Die Liste - Teil eins

Popjournalisten müssen Listen schreiben. Das habe ich mal irgend wo gehört. Kann aber auch schon ein paar Jahre her sein. Egal. Hier ist meine. Die persönlichen Tops (+) und Flopps (-) der Berlinale. Nichtfachlich, völlig koffeinabhängig und parteiisch.

- man kann es nicht oft genug sagen: die Berlinale Taschen stinken. Das meine ich jetzt nicht jugendsprachemäßig sondern wörtlich. Das gleiche lässt sich für die Plastikbänder sagen, an denen die Akkreditierungen baumeln. Also: entweder die Hundemarke in die Hosentasche stecken oder durch ein geruchsneutrales Band ersetzen.

+ Prinzen aus dem mittleren Osten, die einem auf dem Postdamer Platz einfach so über den Weg laufen, obwohl man mit eigenen Augen gesehen hat, wie sie am Tag zuvor in die Luft gesprengt wurden.

+ und - Untertitel von koreanischen Filmen, die für volle zehn Minuten von einer weißen Tischdecke geschluckt werden. Einserseits ärgerlich, andererseits fördert das die Fantasie und wir üben uns zugleich als Drehbuchautoren.

- der große Typ mit dem Lockenkopf, der sich immer kurz vor Filmbeginn direkt vor mich setzt.

+ der argentische Schauspieler Daniel Hendler, wenn er einem auf dem Potsdamer Platz über den Weg läuft, und in Wirklichkeit viiiiel kleiner ist, als er in „Derecho de familia“, dafür aber doppelt soviel plappert.

- ich nenne sie die lustige Italienerbande. In den Vorstellungen sitzen sie immer im Rudel immer am selben Ort im Saal und diskutieren - glücklicherweise vor Filmbeginn - gestenreich über die großen und kleinen Wunder des Festivals. Zum Beispiel über das Paradox, dass es Filme gibt, die sowohl "in concorso" als auch "fuori concorso" sind - also im Wettbewerb laufen, aber außer Konkurrenz. Ja, o.k., auf deutsch ist das nicht so witzig. Ja, und tatsächlich haben erstaunlich viele von ihnen einen Bart. Von den Männern, meine ich.

+ alter Klassiker: man kommt aus der Vorführung von Snow Cake und es schneit zum ersten Mal an diesem Tag. Funktioniert und erwischt einen immer wieder.

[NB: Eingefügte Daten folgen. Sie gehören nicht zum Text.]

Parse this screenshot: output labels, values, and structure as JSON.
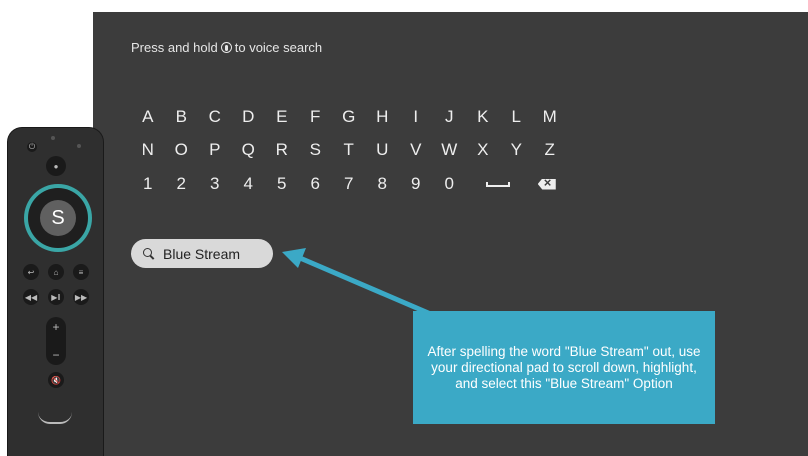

- sich nach drei Stunden Schlaf heldenhaft aus dem Bett geschleppt zu haben, nur um für die nächsten drei Stunden in einem schlecht gemachten Film einem keuchenden Vergewaltiger zuzusehen. Falls man es geschafft hat, zwischendrin glücklich einzuschlafen, wird man in der letzten Szene von der gellend kreischenden Hauptdarstellerin unsanft geweckt.

+ die besten weil lächerlichsten Handy-Klingeltöne: Im Film hat ihn Ho-jun (Host & Guest, Forum), im wirklichen Leben der Typ neben mir im Schreibzimmer (das Teil macht tatsächlich Kikerikiie).

- So genannte Journalistinnen, die in der Pressekonferenz wahlweise ihre Fragen an George Clooney mit "I don’t know if you remember me. We met five years ago in..." einleiten, oder ihm gleich eine Flasche Campari mitbringen.

+ Colin Farrells Augen in The New World.

+ der glasige Blick der Journalisten spätestens am vierten Festivaltag.

Kommentare ( 1 )

doppel-: der kollege ohne hotelzimmer oder jedenfalls ohne waschmöglichkeit, der bei Road to Guantanamo für Geruchkino erster Klasse gesorgt hat. Ich kam mir vor wie in dem prall gefüllten Bus, der durch die Wüste Afghanistans rollt.
-dass ich schon drei Mal bei McDoof gegessen habe, liegt so günstig und geht, ja, schnell.
-dass ich Euch alle immer nur in Schlangen, im miefigen Computerraum oder im dunklen Kinosaal kurz sehe, jeder danach schnell auf dem Weg nach irgendwo. Die Berlinale vereinzelt...
und noch ein+: ich hab mich getraut Nick Cave eine Frage zu stellen. Und - das war die eigentliche Überraschung - er hat auch geantwortet.